To calculate mass of the celestial body you can either calculate it via A) using radius and density B) using it's radius and surface gravity, like this.
Current calc of size and mass of Blue(and Moon) assumes that they have similar density to Earth and Moon(which is fine assumption in the vacuum). But no matter how you slice this (everyone here agrees that Blue is much bigger than Earth, it's undeniable), Blue with same density as Earth would have massively higher surface gravity.
So questions are:
Is Blue surface gravity consistently shown to be stronger than Earth one? And by how much?
What method should be used for calculating mass?
If method A is chosen, should we account for Blue having massively higher surface gravity in calcs?

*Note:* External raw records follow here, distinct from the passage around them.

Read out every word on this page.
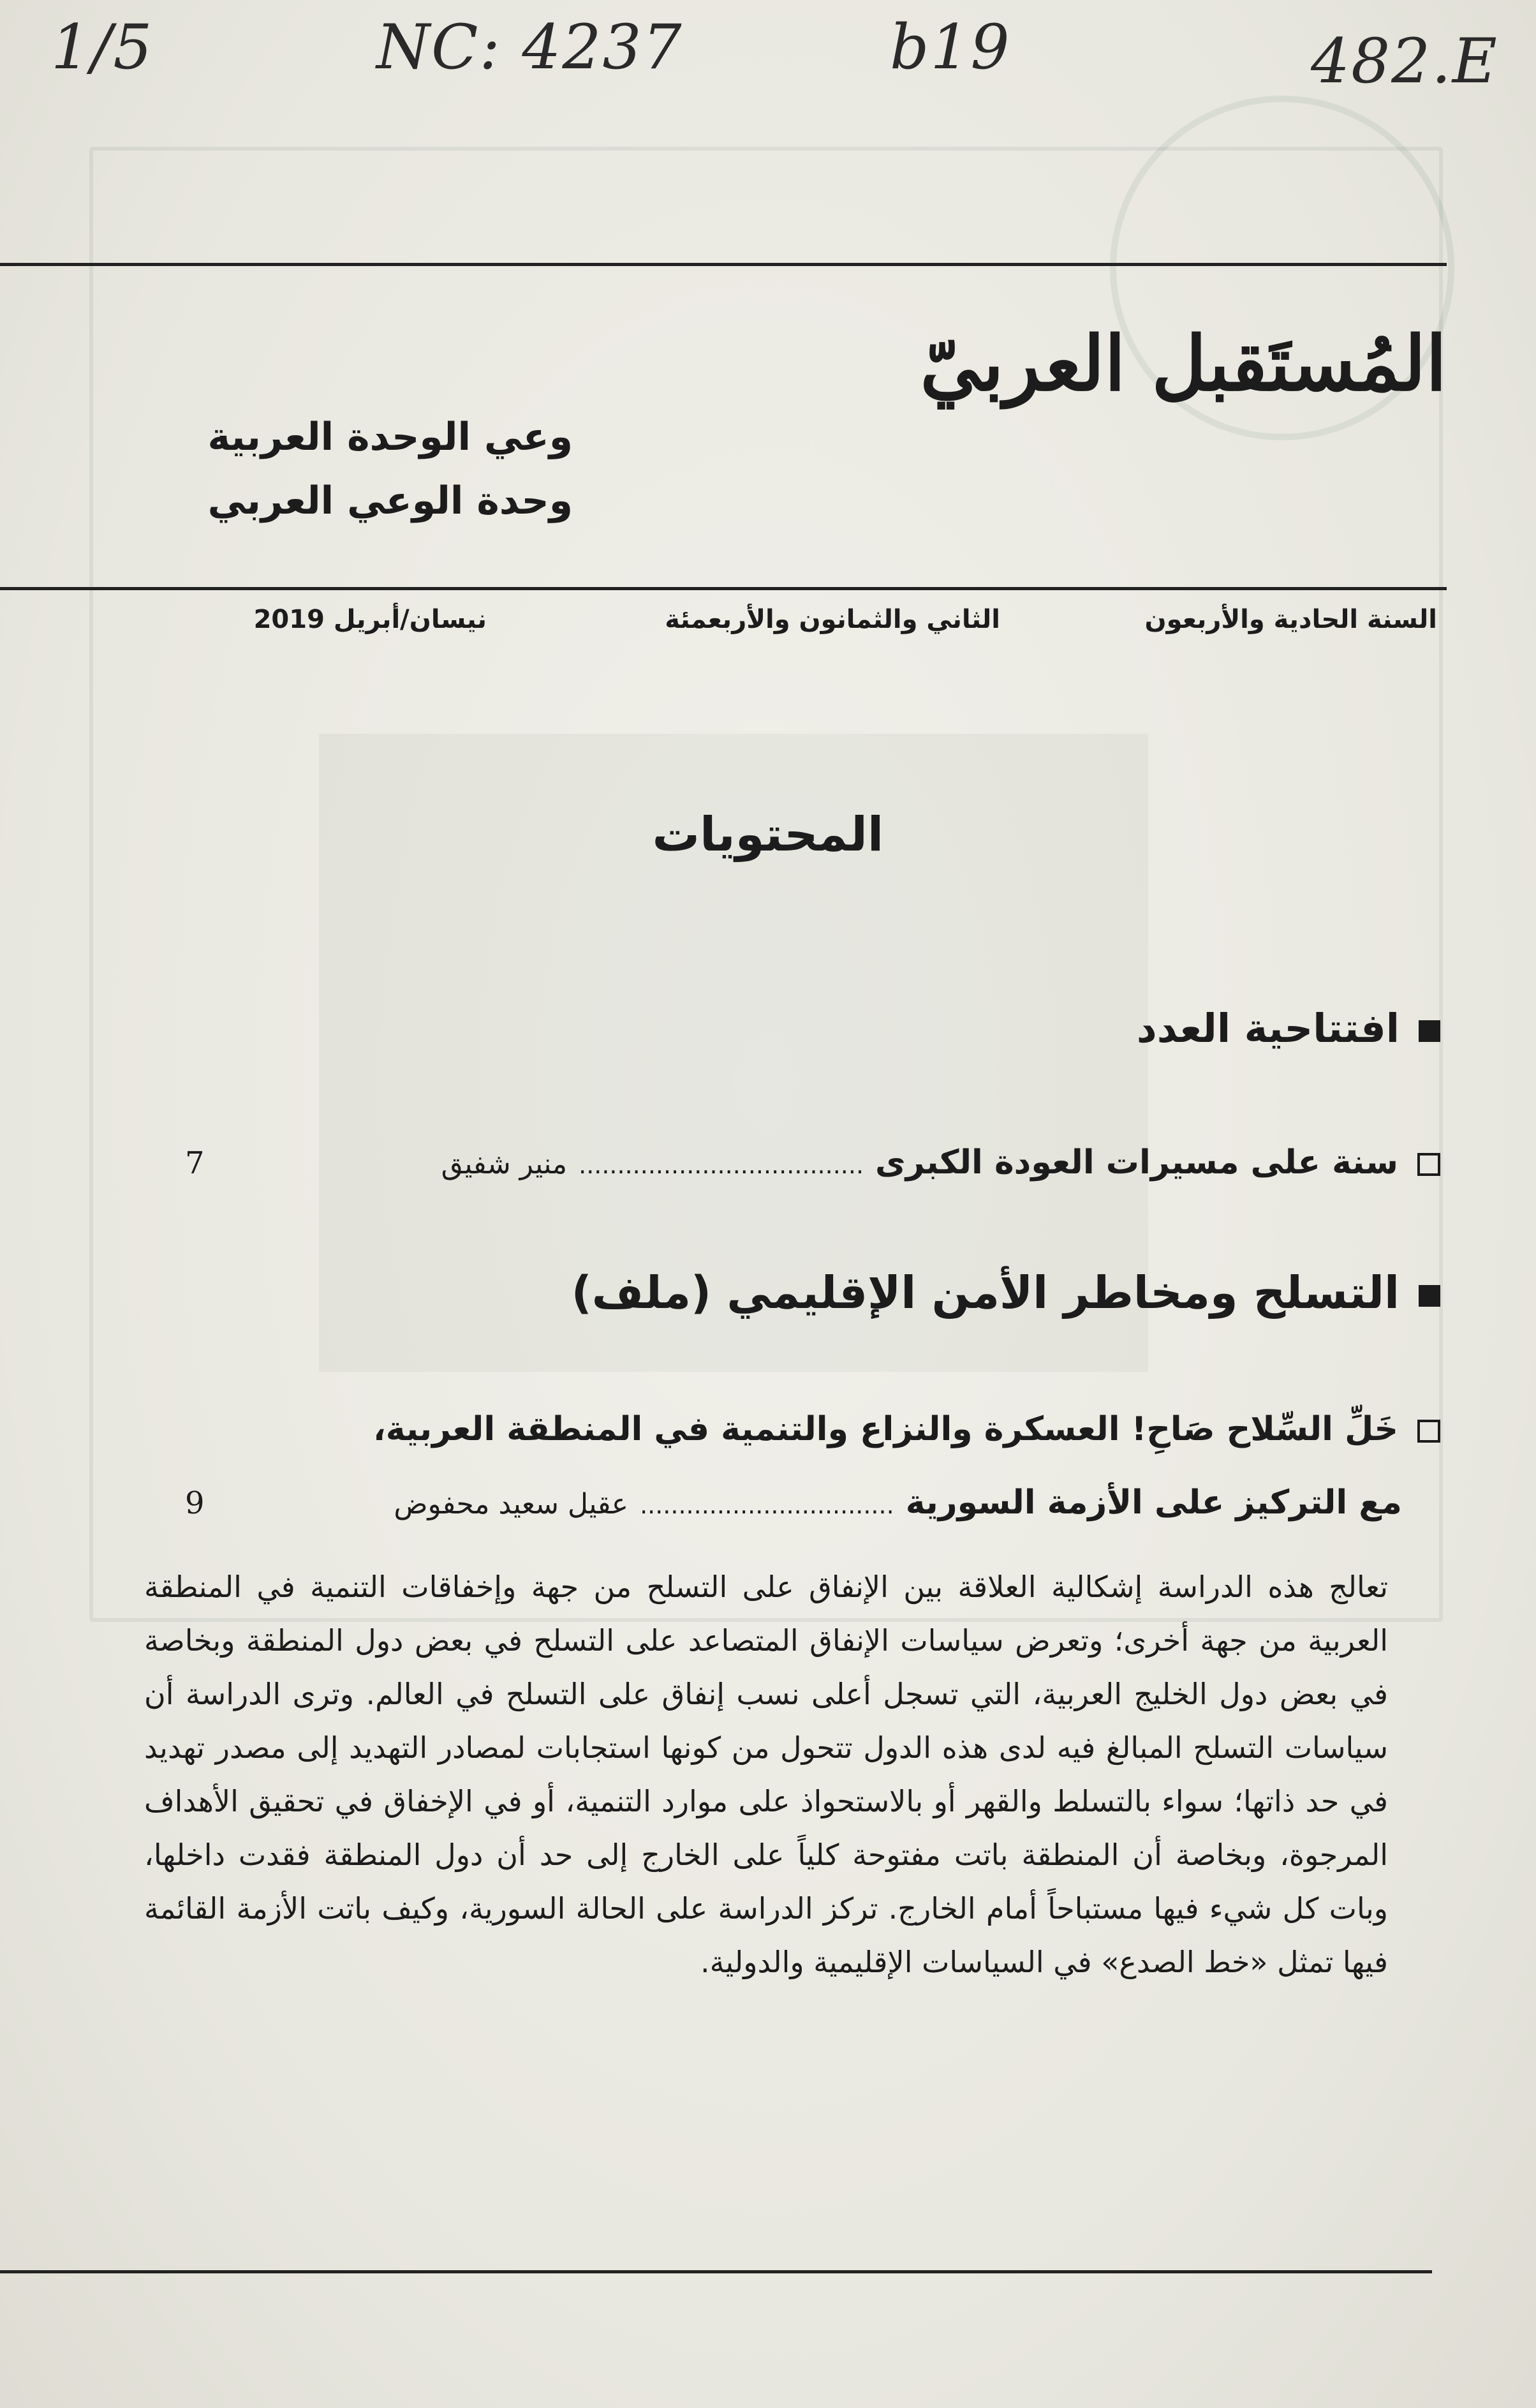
1/5	NC: 4237	b19	482.E
المُستَقبل العربيّ
وعي الوحدة العربية
وحدة الوعي العربي
السنة الحادية والأربعون
الثاني والثمانون والأربعمئة
نيسان/أبريل 2019
المحتويات
افتتاحية العدد
سنة على مسيرات العودة الكبرى.....................................منير شفيق
7
التسلح ومخاطر الأمن الإقليمي (ملف)
خَلِّ السِّلاح صَاحِ! العسكرة والنزاع والتنمية في المنطقة العربية،
مع التركيز على الأزمة السورية.................................عقيل سعيد محفوض
9
تعالج هذه الدراسة إشكالية العلاقة بين الإنفاق على التسلح من جهة وإخفاقات التنمية في المنطقة العربية من جهة أخرى؛ وتعرض سياسات الإنفاق المتصاعد على التسلح في بعض دول المنطقة وبخاصة في بعض دول الخليج العربية، التي تسجل أعلى نسب إنفاق على التسلح في العالم. وترى الدراسة أن سياسات التسلح المبالغ فيه لدى هذه الدول تتحول من كونها استجابات لمصادر التهديد إلى مصدر تهديد في حد ذاتها؛ سواء بالتسلط والقهر أو بالاستحواذ على موارد التنمية، أو في الإخفاق في تحقيق الأهداف المرجوة، وبخاصة أن المنطقة باتت مفتوحة كلياً على الخارج إلى حد أن دول المنطقة فقدت داخلها، وبات كل شيء فيها مستباحاً أمام الخارج. تركز الدراسة على الحالة السورية، وكيف باتت الأزمة القائمة فيها تمثل «خط الصدع» في السياسات الإقليمية والدولية.
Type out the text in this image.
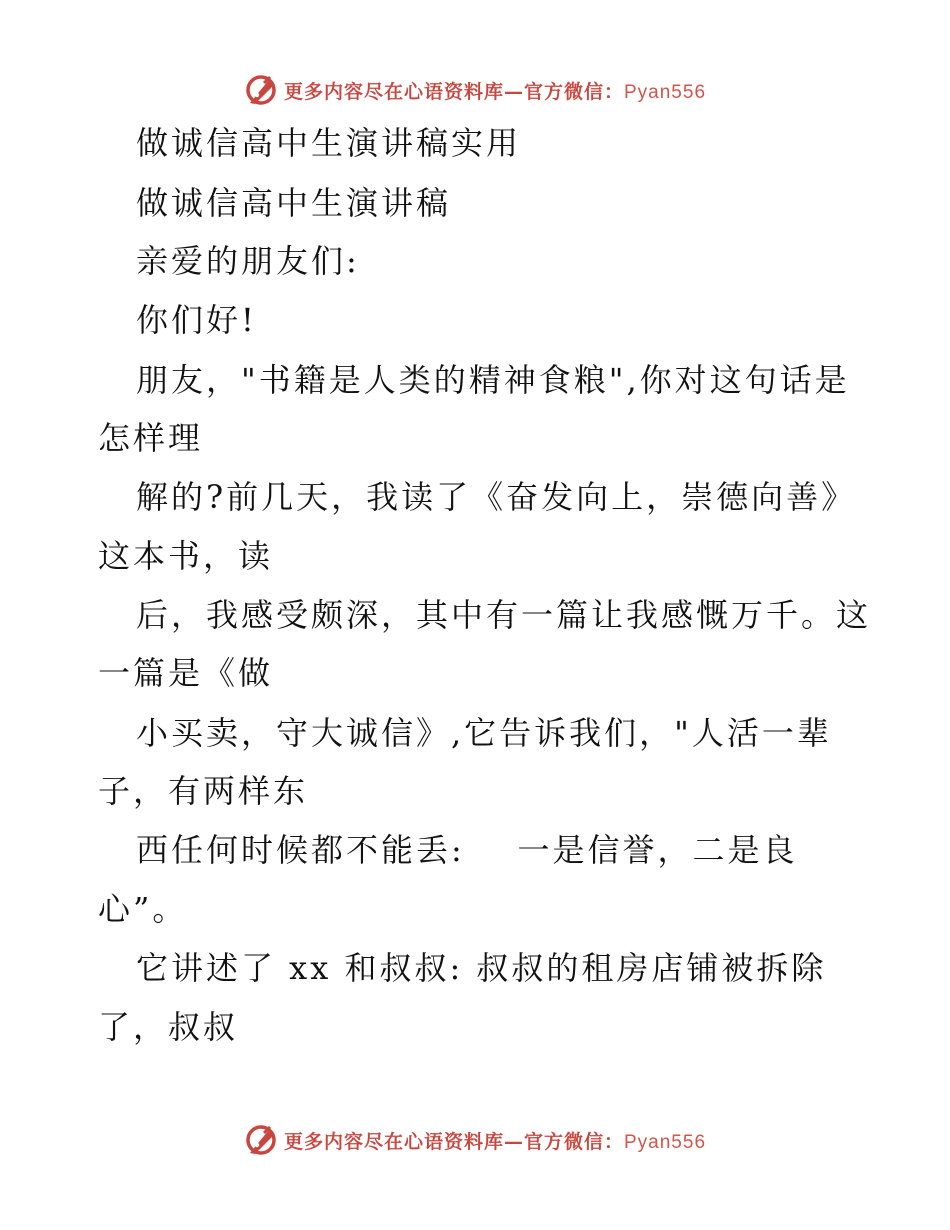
更多内容尽在心语资料库—官方微信：Pyan556
做诚信高中生演讲稿实用
做诚信高中生演讲稿
亲爱的朋友们:
你们好!
朋友，"书籍是人类的精神食粮",你对这句话是
怎样理
解的?前几天，我读了《奋发向上，崇德向善》
这本书，读
后，我感受颇深，其中有一篇让我感慨万千。这
一篇是《做
小买卖，守大诚信》,它告诉我们，"人活一辈
子，有两样东
西任何时候都不能丢:    一是信誉，二是良
心”。
它讲述了 xx 和叔叔: 叔叔的租房店铺被拆除
了，叔叔
更多内容尽在心语资料库—官方微信：Pyan556
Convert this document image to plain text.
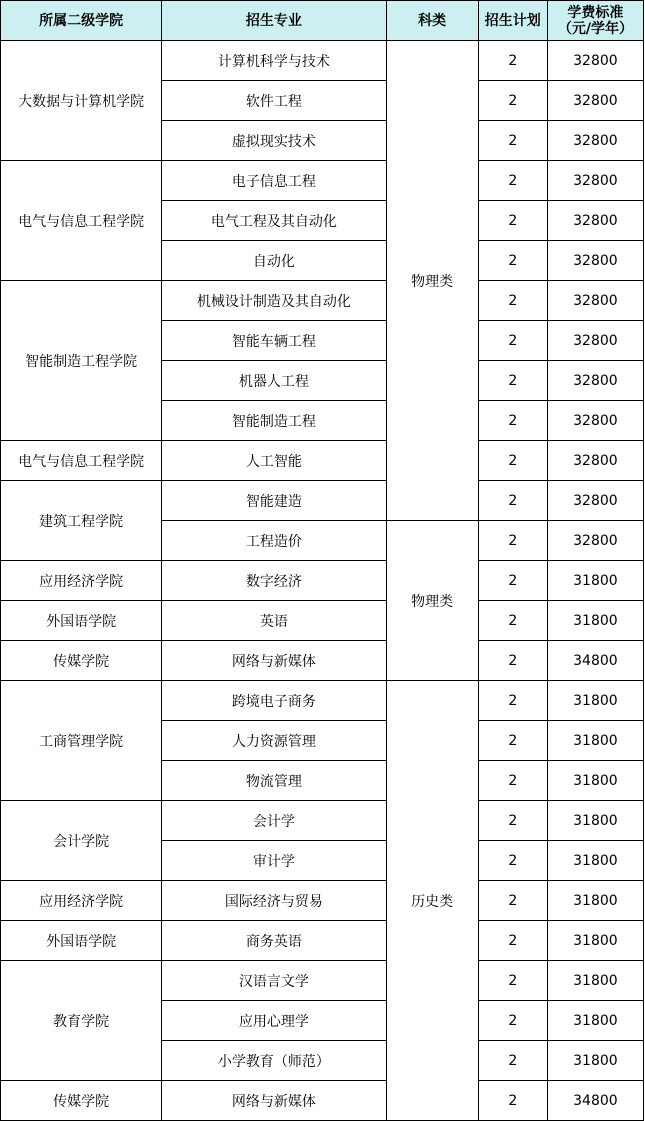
所属二级学院	招生专业	科类	招生计划	学费标准
（元/学年）
大数据与计算机学院	计算机科学与技术	物理类	2	32800
	软件工程		2	32800
	虚拟现实技术		2	32800
电气与信息工程学院	电子信息工程		2	32800
	电气工程及其自动化		2	32800
	自动化		2	32800
智能制造工程学院	机械设计制造及其自动化		2	32800
	智能车辆工程		2	32800
	机器人工程		2	32800
	智能制造工程		2	32800
电气与信息工程学院	人工智能		2	32800
建筑工程学院	智能建造		2	32800
	工程造价	物理类	2	32800
应用经济学院	数字经济		2	31800
外国语学院	英语		2	31800
传媒学院	网络与新媒体		2	34800
工商管理学院	跨境电子商务	历史类	2	31800
	人力资源管理		2	31800
	物流管理		2	31800
会计学院	会计学		2	31800
	审计学		2	31800
应用经济学院	国际经济与贸易		2	31800
外国语学院	商务英语		2	31800
教育学院	汉语言文学		2	31800
	应用心理学		2	31800
	小学教育（师范）		2	31800
传媒学院	网络与新媒体		2	34800
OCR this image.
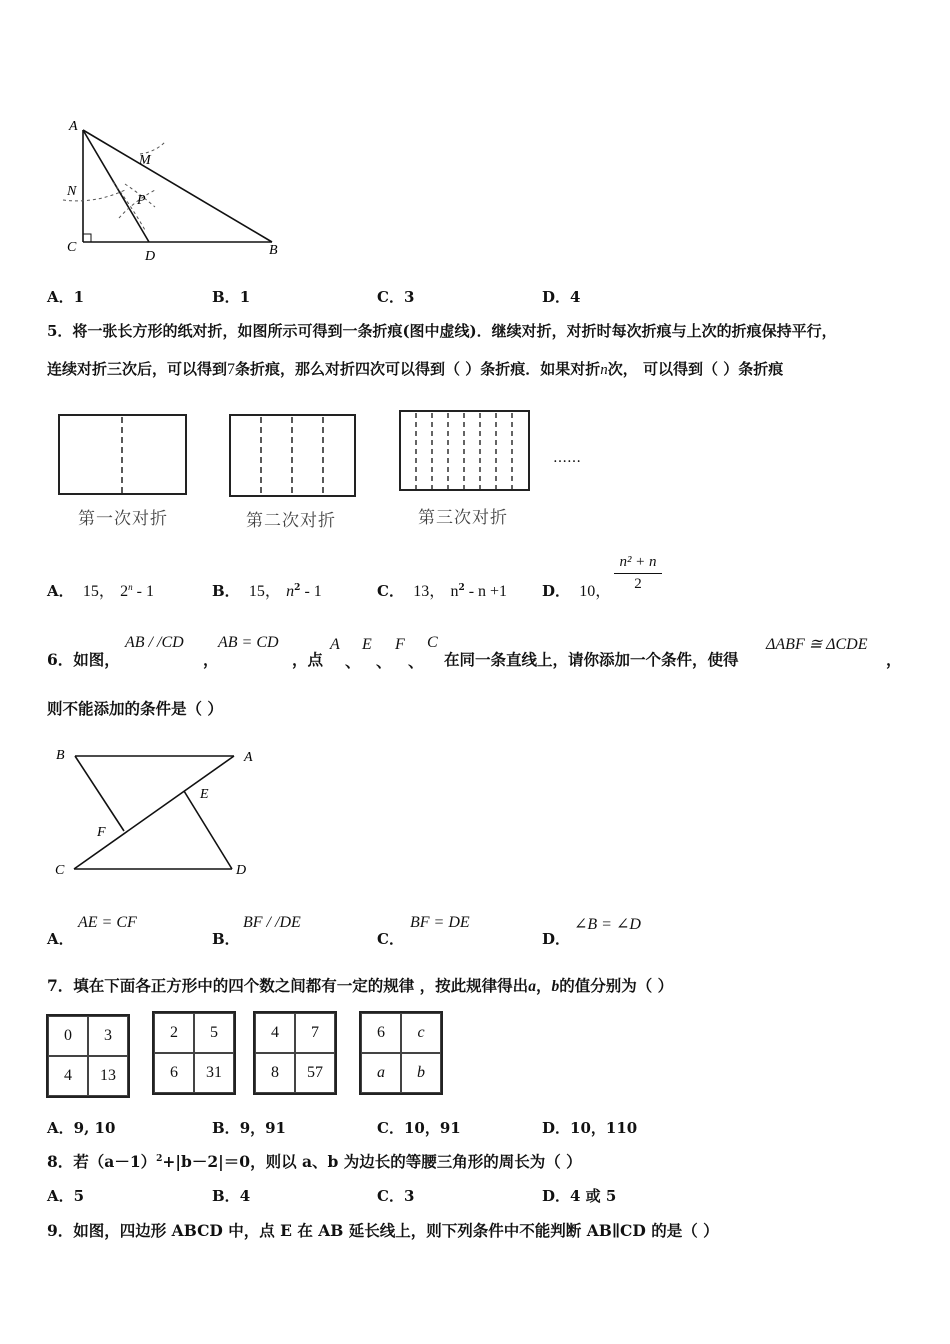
A
M
N
P
C
D	B
A．1	B．1	C．3	D．4
5．将一张长方形的纸对折，如图所示可得到一条折痕(图中虚线)．继续对折，对折时每次折痕与上次的折痕保持平行，
连续对折三次后，可以得到7条折痕，那么对折四次可以得到（ ）条折痕．如果对折n次， 可以得到（ ）条折痕
第一次对折	第二次对折	第三次对折
……
A． 15， 2$^n$ - 1	B． 15， $n^2 - 1$	C． 13， $n^2 - n +1$ D． 10， $\frac{\text{n² + n}}{2}$
6．如图，
AB / /CD
，
AB = CD
，点
A
、
E
、
F
、
C
在同一条直线上，请你添加一个条件，使得
ΔABF ≅ ΔCDE
，
则不能添加的条件是（ ）
B	A
E
F
C	D
A．
AE = CF
B．
BF / /DE
C．
BF = DE
D．
∠B = ∠D
7．填在下面各正方形中的四个数之间都有一定的规律 ，按此规律得出a，b的值分别为（ ）
0	3
4	13
2	5
6	31
4	7
8	57
6	c
a	b
A．9, 10	B．9，91	C．10，91	D．10，110
8．若$(a-1)^2+|b-2|=0$，则以 a、b 为边长的等腰三角形的周长为（ ）
A．5	B．4	C．3	D．4 或 5
9．如图，四边形 ABCD 中，点 E 在 AB 延长线上，则下列条件中不能判断 AB∥CD 的是（ ）
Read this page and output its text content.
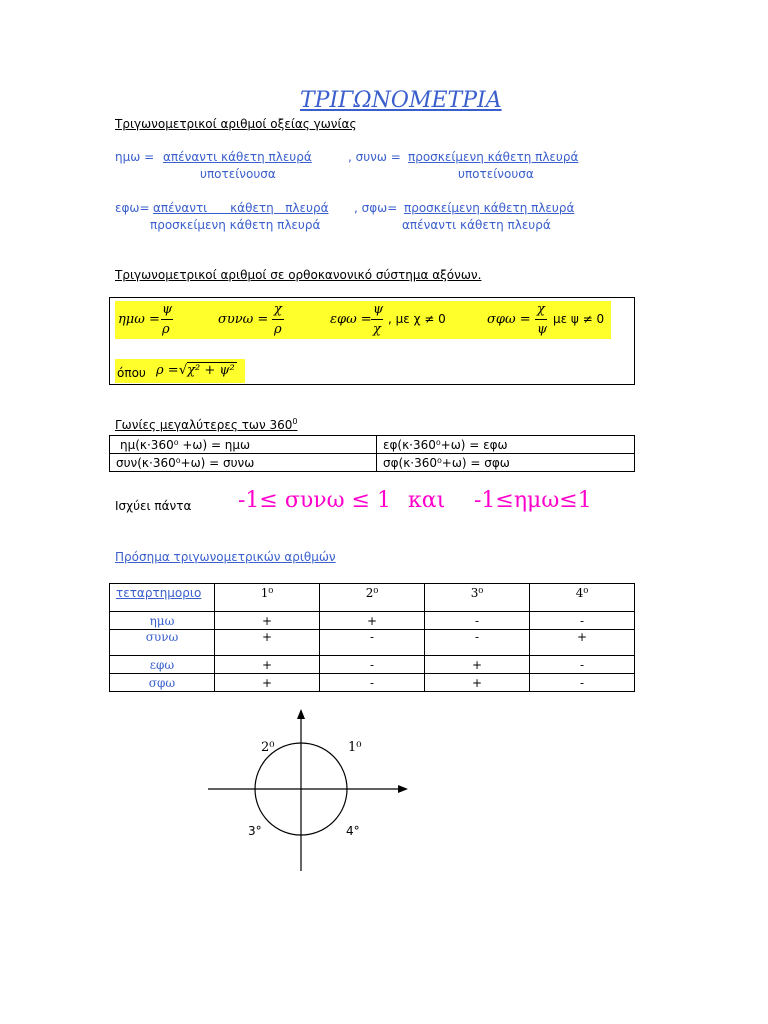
ΤΡΙΓΩΝΟΜΕΤΡΙΑ
Τριγωνομετρικοί αριθμοί οξείας γωνίας
ημω = απέναντι κάθετη πλευρά
υποτείνουσα
, συνω = προσκείμενη κάθετη πλευρά
υποτείνουσα
εφω= απέναντι      κάθετη   πλευρά
προσκείμενη κάθετη πλευρά
, σφω= προσκείμενη κάθετη πλευρά
απέναντι κάθετη πλευρά
Τριγωνομετρικοί αριθμοί σε ορθοκανονικό σύστημα αξόνων.
ημω =
ψ
ρ
συνω =
χ
ρ
εφω =
ψ
χ
, με χ ≠ 0	σφω =
χ
ψ
με ψ ≠ 0
όπου ρ = √χ² + ψ²
Γωνίες μεγαλύτερες των $360^0$
ημ(κ·360⁰ +ω) = ημω	εφ(κ·360⁰+ω) = εφω
συν(κ·360⁰+ω) = συνω	σφ(κ·360⁰+ω) = σφω
Ισχύει πάντα -1≤ συνω ≤ 1 και -1≤ημω≤1
Πρόσημα τριγωνομετρικών αριθμών
τεταρτημοριο	1⁰	2⁰	3⁰	4⁰
ημω	+	+	-	-
συνω	+	-	-	+
εφω	+	-	+	-
σφω	+	-	+	-
2⁰	1⁰
3°	4°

My personal opinion is that method B should be used, since we can directly observe how strong is surface gravity of Blue, unlike density which we can't directly access. But I hold no horse in this
(Same reasoning is for calculating mass of the Moon)
 
Is Blue surface gravity consistently shown to be stronger than Earth one?
No
What method should be used for calculating mass?
I personally use (gravity x (radius in m^2)) / gravitational constant. Density in fictional earth-like planets that are bigger is unproveable without a direct statement so it's better to be ignored
If method A is chosen, should we account for Blue having massively higher surface gravity in calcs?